New-Japan Business Consulting
Business strategy reports, business matching and M&A in Japan

文字のサイズ

Long-term interest rates in developed countries are falling.

UK CPI fell -0.2% month-on-month and 3.9% year-on-year, well below expectations of 0.1% and 4.4% respectively.

The Fed’s mention of a possible interest rate cut phase put downward pressure on interest rates worldwide, but the UK CPI fell very quickly. German PPI also came in at -0.5% month-on-month, well below the -0.3% forecast, and the German 10-year interest rate has finally fallen below 2.0%.

Looking at the CPI declines in the US, Europe and the UK, will there be a race to cut interest rates next year? In this situation, the BOJ would be the only central bank to tighten, and in this sense, the yen may be more likely to strengthen. The trade deficit announced today was better than expected but relatively large. The path to a weaker yen is alive and well. The interest rate differential will narrow, but the trade balance may prevent the yen from appreciating.

In this context, the Central Bank of Turkey raised its policy rate by 2.5% to 42.5%. The market reaction was not very strong. The statement said that the Bank “came considerably closer to the necessary monetary tightening” and “expects to complete the monetary tightening cycle as soon as possible”, suggesting that the newly raised rate of 42.5% will almost end the tightening cycle.

The Turkish lira’s reaction has been limited. That it will not fall significantly, Even if it did not rise, The fact that it has not fallen significantly can be interpreted as a positive sign for higher interest rates, even if they do not rise.

The USD/JPY has been sold since yesterday’s New York close. From around 143.70 yen at the close of New York, it has already fallen by about 1 yen.
The US dollar has already fallen by about 1 yen from around 143.70 yen at the close of New York. US stocks also fell sharply on profit-taking selling, This may have also had an impact.

Yesterday’s consumer price index in the UK considerably lower, but it is not clear that inflation is subsiding globally. inflation is subsiding globally. global inflation is subsiding.

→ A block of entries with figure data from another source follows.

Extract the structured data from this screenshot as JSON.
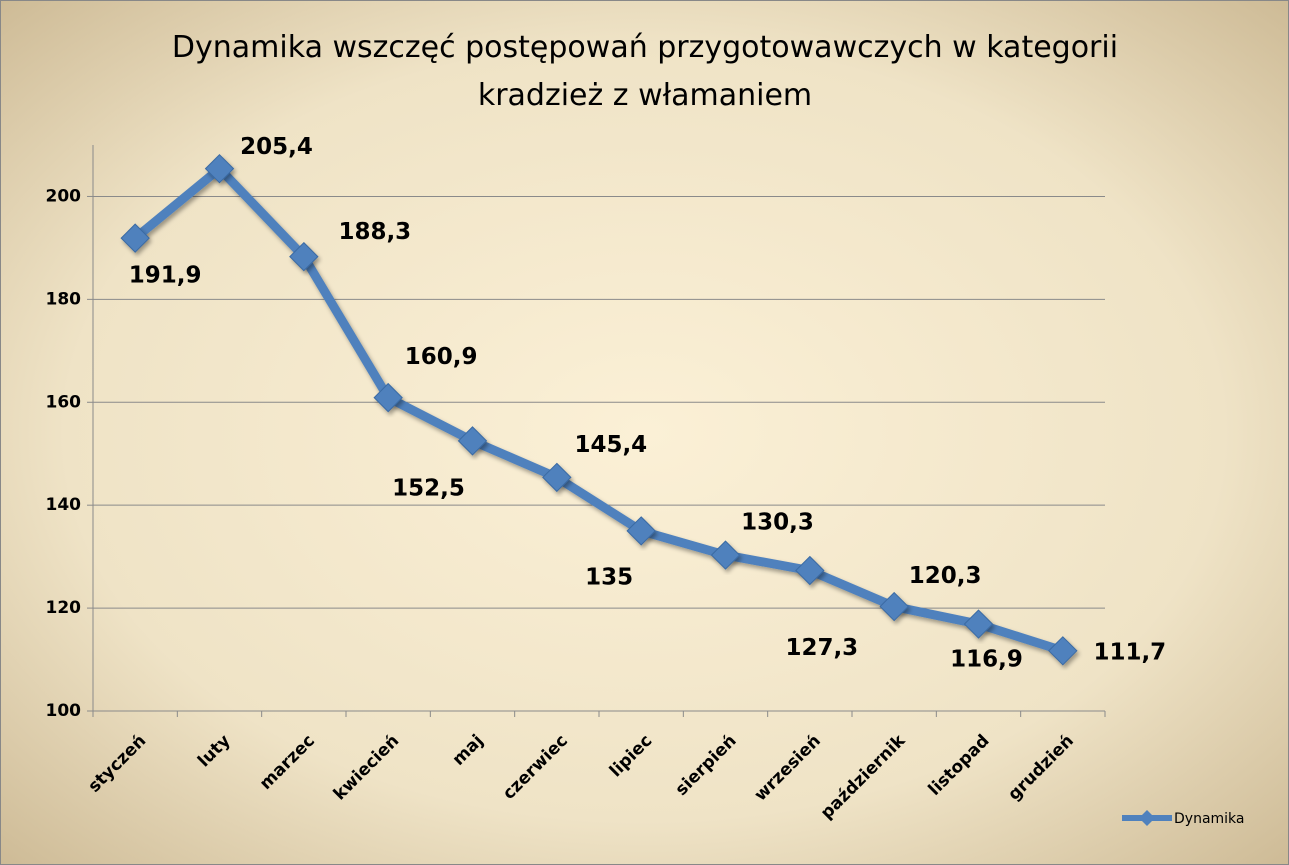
{
  "chart_data": {
    "type": "line",
    "title": "Dynamika wszczęć postępowań przygotowawczych w kategorii kradzież z włamaniem",
    "categories": [
      "styczeń",
      "luty",
      "marzec",
      "kwiecień",
      "maj",
      "czerwiec",
      "lipiec",
      "sierpień",
      "wrzesień",
      "październik",
      "listopad",
      "grudzień"
    ],
    "series": [
      {
        "name": "Dynamika",
        "color": "#4f81bd",
        "values": [
          191.9,
          205.4,
          188.3,
          160.9,
          152.5,
          145.4,
          135,
          130.3,
          127.3,
          120.3,
          116.9,
          111.7
        ],
        "value_labels": [
          "191,9",
          "205,4",
          "188,3",
          "160,9",
          "152,5",
          "145,4",
          "135",
          "130,3",
          "127,3",
          "120,3",
          "116,9",
          "111,7"
        ]
      }
    ],
    "ylim": [
      100,
      210
    ],
    "yticks": [
      100,
      120,
      140,
      160,
      180,
      200
    ],
    "grid": true,
    "legend": "right"
  }
}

As it is, If global inflation subsides, interest rates around the world will fall, the US dollar will have room to move lower. On the other hand, The yen is in a place where it cannot ease further, The yen, on the other hand, is in a place where it cannot ease further, so it is expected to strengthen relative to the dollar.

Will next year be a year of dollar weakness? If so, at the end and beginning of the year The possibility of a preemptive move will emerge.